Packaging Deep Learning Models with Pickle

We saw two posts back that it’s important when productionizing, and crystallizing the results of deep-learning experimentation that all logic necessary for production is encapsulated in a single serialized format. If that’s not achieved, then data engineers may be confronted with awkward questions such as:

How do I prepare inputs and postprocess outputs for the forward pass?
How should decoding be performed for this model?
What parameters were used to instantiate this model?
What code was used to produce this model?

In this post, let’s talk about using the pickle module for serializing a model, including pre- and post-processing.
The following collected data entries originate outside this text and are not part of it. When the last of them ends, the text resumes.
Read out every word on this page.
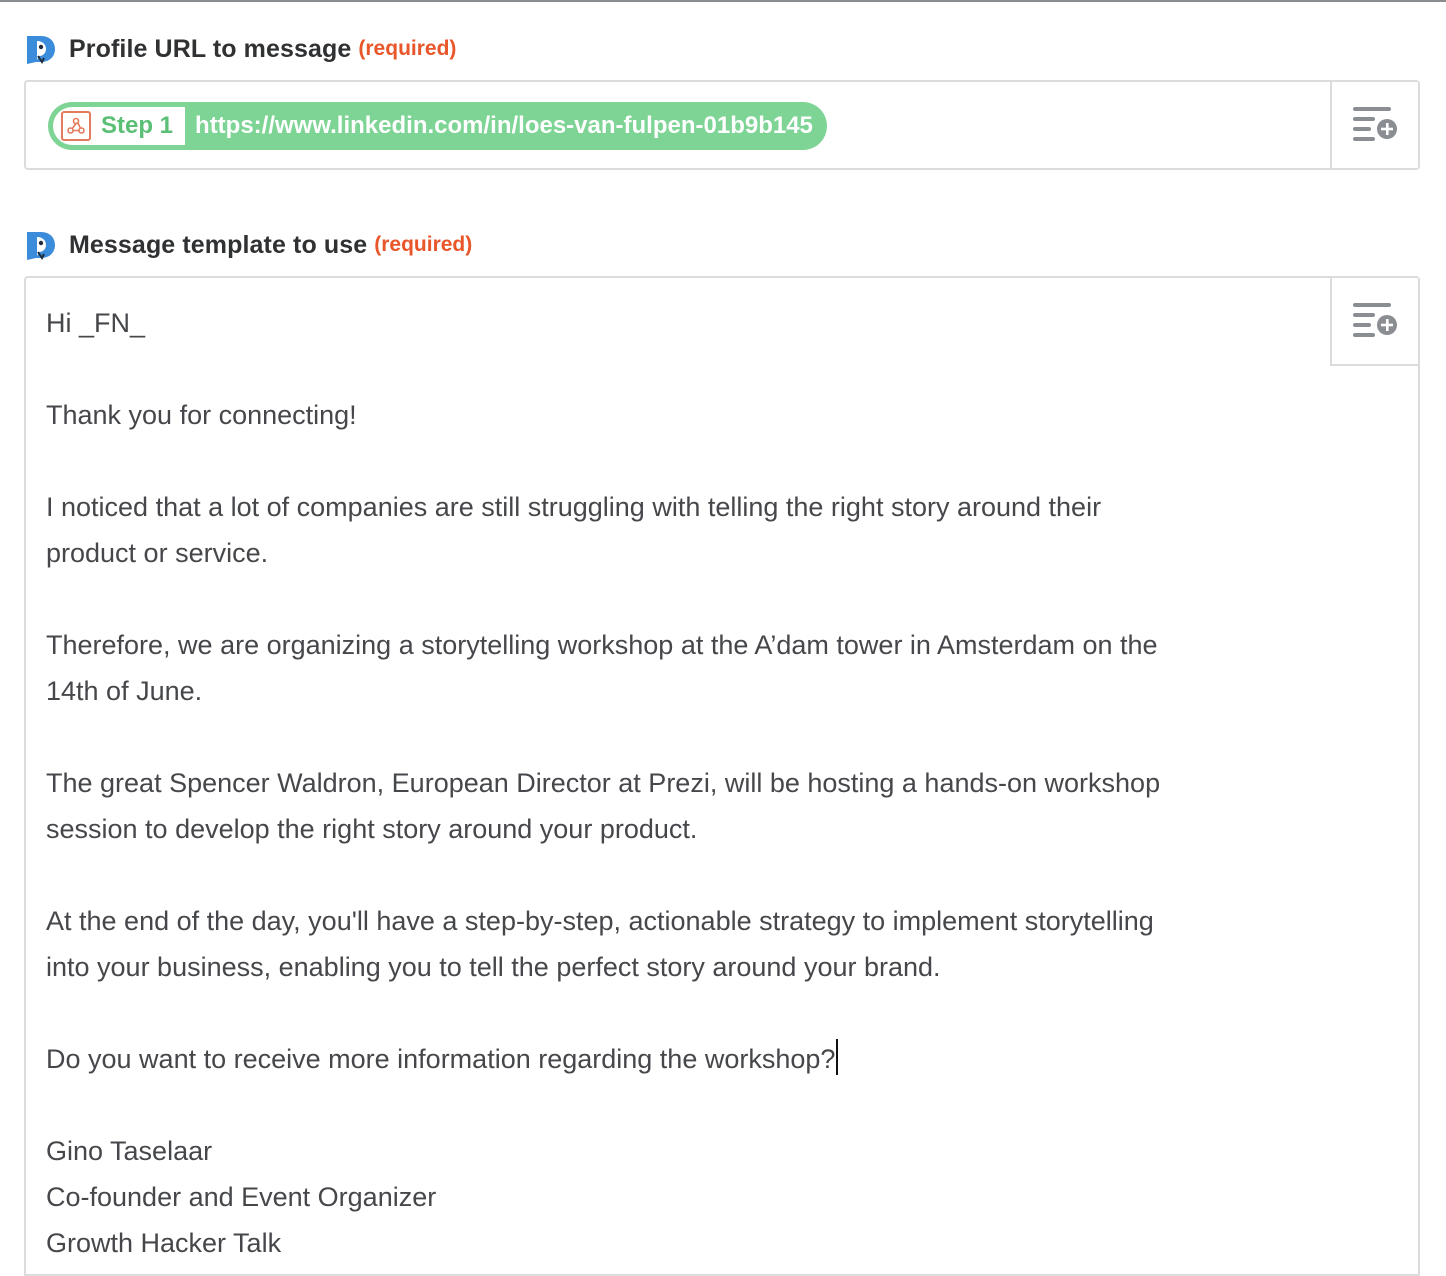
Profile URL to message (required)
Step 1 https://www.linkedin.com/in/loes-van-fulpen-01b9b145
Message template to use (required)
Hi _FN_
Thank you for connecting!
I noticed that a lot of companies are still struggling with telling the right story around their
product or service.
Therefore, we are organizing a storytelling workshop at the A’dam tower in Amsterdam on the
14th of June.
The great Spencer Waldron, European Director at Prezi, will be hosting a hands-on workshop
session to develop the right story around your product.
At the end of the day, you'll have a step-by-step, actionable strategy to implement storytelling
into your business, enabling you to tell the perfect story around your brand.
Do you want to receive more information regarding the workshop?
Gino Taselaar
Co-founder and Event Organizer
Growth Hacker Talk
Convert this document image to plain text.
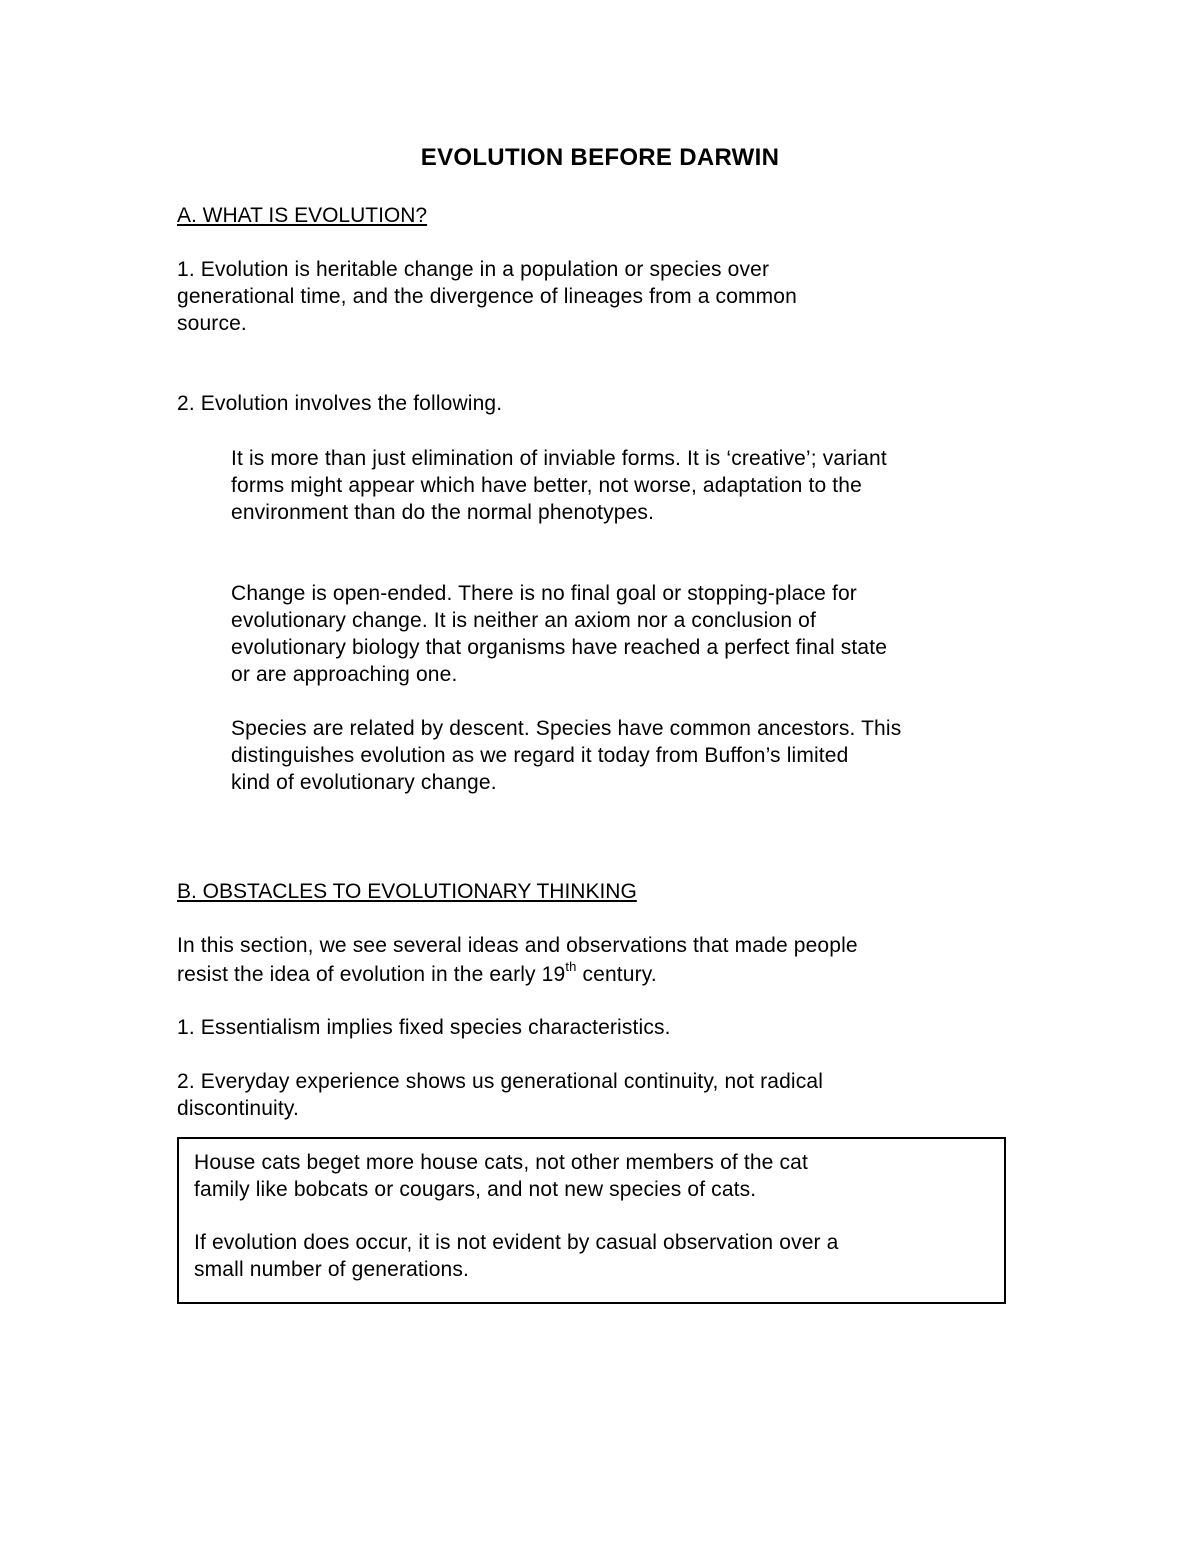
EVOLUTION BEFORE DARWIN
A. WHAT IS EVOLUTION?
1. Evolution is heritable change in a population or species over
generational time, and the divergence of lineages from a common
source.
2. Evolution involves the following.
It is more than just elimination of inviable forms. It is ‘creative’; variant
forms might appear which have better, not worse, adaptation to the
environment than do the normal phenotypes.
Change is open-ended. There is no final goal or stopping-place for
evolutionary change. It is neither an axiom nor a conclusion of
evolutionary biology that organisms have reached a perfect final state
or are approaching one.
Species are related by descent. Species have common ancestors. This
distinguishes evolution as we regard it today from Buffon’s limited
kind of evolutionary change.
B. OBSTACLES TO EVOLUTIONARY THINKING
In this section, we see several ideas and observations that made people
resist the idea of evolution in the early 19th century.
1. Essentialism implies fixed species characteristics.
2. Everyday experience shows us generational continuity, not radical
discontinuity.
House cats beget more house cats, not other members of the cat
family like bobcats or cougars, and not new species of cats.
If evolution does occur, it is not evident by casual observation over a
small number of generations.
First let’s introduce a toy NLP model, which has some non-trivial elements. We have:

Data (the tokenizer state) not handled by the torch serializer
A model design pattern including pre- and post-processing

import io
import dill
import pickle
import sentencepiece
import sys
import torch


class MyTokenizer:
    def __init__(self, vocab_size=100):
        self.model = io.BytesIO()
        self.vocab_size = vocab_size

    def calibrate(self, file):
        with open(file, 'r') as f:
            sentencepiece.SentencePieceTrainer.train(
                sentence_iterator=iter(f.readlines()),
                model_writer=self.model,
                vocab_size=self.vocab_size,
            )
        self.tokenizer =  sentencepiece.SentencePieceProcessor(model_proto=self.model.getvalue())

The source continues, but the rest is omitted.